AP2, in common with the other three main buffer funds – AP1, AP3 and AP4 – is limited by its investment guidelines in the proportion of assets that it can manage in-house. The funds are mandated to have at least 10% of investments externally managed.

However, this is likely to change under the revised set of rules which is going through the consultative and legislative process in Sweden.

The existing rules also demand the buffer funds manage private equity externally, and place a range of limits on other types of investments they may hold in their portfolios.

The pension fund has taken on more staff in the past few years as it has brought asset management in-house. Ola Eriksson, AP2’s head of business support, says the fund is capable of conducting its own investment management well:

“We now have more people, and we have changed a lot within our internal processes as well,” he says.

The fund has increased the amount of its assets that are managed quantitatively. This is not passive investment, as the pension fund takes risk and still gets alpha, but it is less traditional asset management than was the case before, Eriksson says.

ap2 at a glance

The shift to quantitative management means AP2 has a greater need for data than in the past, particularly when it began managing emerging market equity and debt in-house, including emerging market debt in both hard and soft currencies.

“Because a lot of our assets are quantitative, this involves rebalancing and therefore a lot of transactions,” Eriksson says.

The amount of transactions has doubled to about 60,000 a year from about 30,000 for AP2.

“We have met the challenge of this change in several ways – streamlining the input of basic data, reducing transaction errors, and outsourcing some of the flow to the custodian bank,” he says.

When AP2 analysed the practicalities of managing higher volumes of transactions, it found the most time-consuming part of this to be correcting deals that contained errors.

“It was very important for us to reduce errors, and we did this by making much more use of built-in interfaces between the execution system and the portfolio system,” he says. To make the process even more efficient, the matching and settlement of transactions have been outsourced to the custodian bank.

All in all, the higher level of in-house investment management works well, Eriksson says.
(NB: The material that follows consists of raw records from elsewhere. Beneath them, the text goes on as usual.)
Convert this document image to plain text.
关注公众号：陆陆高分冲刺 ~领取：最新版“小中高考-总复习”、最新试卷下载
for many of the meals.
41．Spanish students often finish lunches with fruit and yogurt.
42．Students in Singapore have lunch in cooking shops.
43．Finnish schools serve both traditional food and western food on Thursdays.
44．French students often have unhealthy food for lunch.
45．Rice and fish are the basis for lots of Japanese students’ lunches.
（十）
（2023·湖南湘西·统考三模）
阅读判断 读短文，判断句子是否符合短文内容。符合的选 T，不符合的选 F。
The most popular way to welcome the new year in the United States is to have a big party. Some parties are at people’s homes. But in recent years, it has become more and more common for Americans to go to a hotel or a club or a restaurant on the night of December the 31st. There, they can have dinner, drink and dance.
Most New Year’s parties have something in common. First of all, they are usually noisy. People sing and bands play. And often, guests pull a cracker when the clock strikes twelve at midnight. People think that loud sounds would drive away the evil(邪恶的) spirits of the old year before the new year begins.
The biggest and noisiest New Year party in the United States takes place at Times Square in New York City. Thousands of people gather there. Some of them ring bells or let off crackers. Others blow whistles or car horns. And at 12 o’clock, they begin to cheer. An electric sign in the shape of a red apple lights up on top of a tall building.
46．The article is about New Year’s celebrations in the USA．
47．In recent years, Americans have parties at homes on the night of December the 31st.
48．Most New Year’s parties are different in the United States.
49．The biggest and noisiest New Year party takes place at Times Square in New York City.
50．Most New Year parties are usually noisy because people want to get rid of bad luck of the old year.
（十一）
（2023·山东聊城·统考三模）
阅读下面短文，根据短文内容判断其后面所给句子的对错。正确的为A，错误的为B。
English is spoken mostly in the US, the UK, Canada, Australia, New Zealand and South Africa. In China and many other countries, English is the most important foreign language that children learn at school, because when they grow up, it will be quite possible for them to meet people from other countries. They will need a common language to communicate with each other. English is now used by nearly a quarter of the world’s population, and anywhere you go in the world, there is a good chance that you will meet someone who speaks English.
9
“You have to do your homework both on asset management and administration, so it’s not a walk in the park, and the process itself is a demanding process.
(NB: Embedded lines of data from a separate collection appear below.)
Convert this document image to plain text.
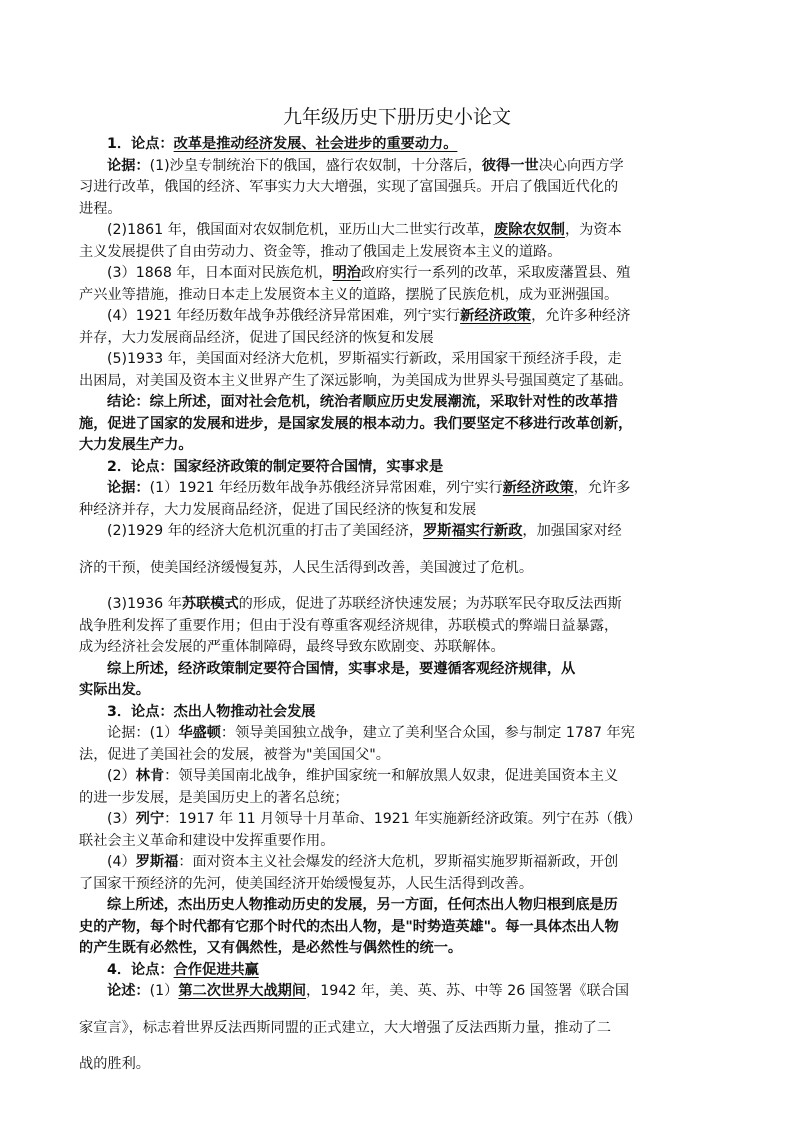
九年级历史下册历史小论文
1．论点：改革是推动经济发展、社会进步的重要动力。
论据：(1)沙皇专制统治下的俄国，盛行农奴制，十分落后，彼得一世决心向西方学
习进行改革，俄国的经济、军事实力大大增强，实现了富国强兵。开启了俄国近代化的
进程。
(2)1861 年，俄国面对农奴制危机，亚历山大二世实行改革，废除农奴制，为资本
主义发展提供了自由劳动力、资金等，推动了俄国走上发展资本主义的道路。
(3）1868 年，日本面对民族危机，明治政府实行一系列的改革，采取废藩置县、殖
产兴业等措施，推动日本走上发展资本主义的道路，摆脱了民族危机，成为亚洲强国。
(4）1921 年经历数年战争苏俄经济异常困难，列宁实行新经济政策，允许多种经济
并存，大力发展商品经济，促进了国民经济的恢复和发展
(5)1933 年，美国面对经济大危机，罗斯福实行新政，采用国家干预经济手段，走
出困局，对美国及资本主义世界产生了深远影响，为美国成为世界头号强国奠定了基础。
结论：综上所述，面对社会危机，统治者顺应历史发展潮流，采取针对性的改革措
施，促进了国家的发展和进步，是国家发展的根本动力。我们要坚定不移进行改革创新，
大力发展生产力。
2．论点：国家经济政策的制定要符合国情，实事求是
论据：(1）1921 年经历数年战争苏俄经济异常困难，列宁实行新经济政策，允许多
种经济并存，大力发展商品经济，促进了国民经济的恢复和发展
(2)1929 年的经济大危机沉重的打击了美国经济，罗斯福实行新政，加强国家对经
济的干预，使美国经济缓慢复苏，人民生活得到改善，美国渡过了危机。
(3)1936 年苏联模式的形成，促进了苏联经济快速发展；为苏联军民夺取反法西斯
战争胜利发挥了重要作用；但由于没有尊重客观经济规律，苏联模式的弊端日益暴露，
成为经济社会发展的严重体制障碍，最终导致东欧剧变、苏联解体。
综上所述，经济政策制定要符合国情，实事求是，要遵循客观经济规律，从
实际出发。
3．论点：杰出人物推动社会发展
论据：(1）华盛顿：领导美国独立战争，建立了美利坚合众国，参与制定 1787 年宪
法，促进了美国社会的发展，被誉为"美国国父"。
(2）林肯：领导美国南北战争，维护国家统一和解放黑人奴隶，促进美国资本主义
的进一步发展，是美国历史上的著名总统；
(3）列宁：1917 年 11 月领导十月革命、1921 年实施新经济政策。列宁在苏（俄）
联社会主义革命和建设中发挥重要作用。
(4）罗斯福：面对资本主义社会爆发的经济大危机，罗斯福实施罗斯福新政，开创
了国家干预经济的先河，使美国经济开始缓慢复苏，人民生活得到改善。
综上所述，杰出历史人物推动历史的发展，另一方面，任何杰出人物归根到底是历
史的产物，每个时代都有它那个时代的杰出人物，是"时势造英雄"。每一具体杰出人物
的产生既有必然性，又有偶然性，是必然性与偶然性的统一。
4．论点：合作促进共赢
论述：(1）第二次世界大战期间，1942 年，美、英、苏、中等 26 国签署《联合国
家宣言》，标志着世界反法西斯同盟的正式建立，大大增强了反法西斯力量，推动了二
战的胜利。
“But from the cost side it is worth it, and today we are an organisation with more people and more flexibility,” he says.

“We have built up more of a learning organisation, and when it comes to forex and rebalancing, this is much easier as we all sit in the same room.

“The key to success if having a lot of different departments working together,” he says.

Eriksson agrees such flexibility could be a particular benefit when the buffer funds’ changed investment rules are finalised and asset allocation alternations may be needed.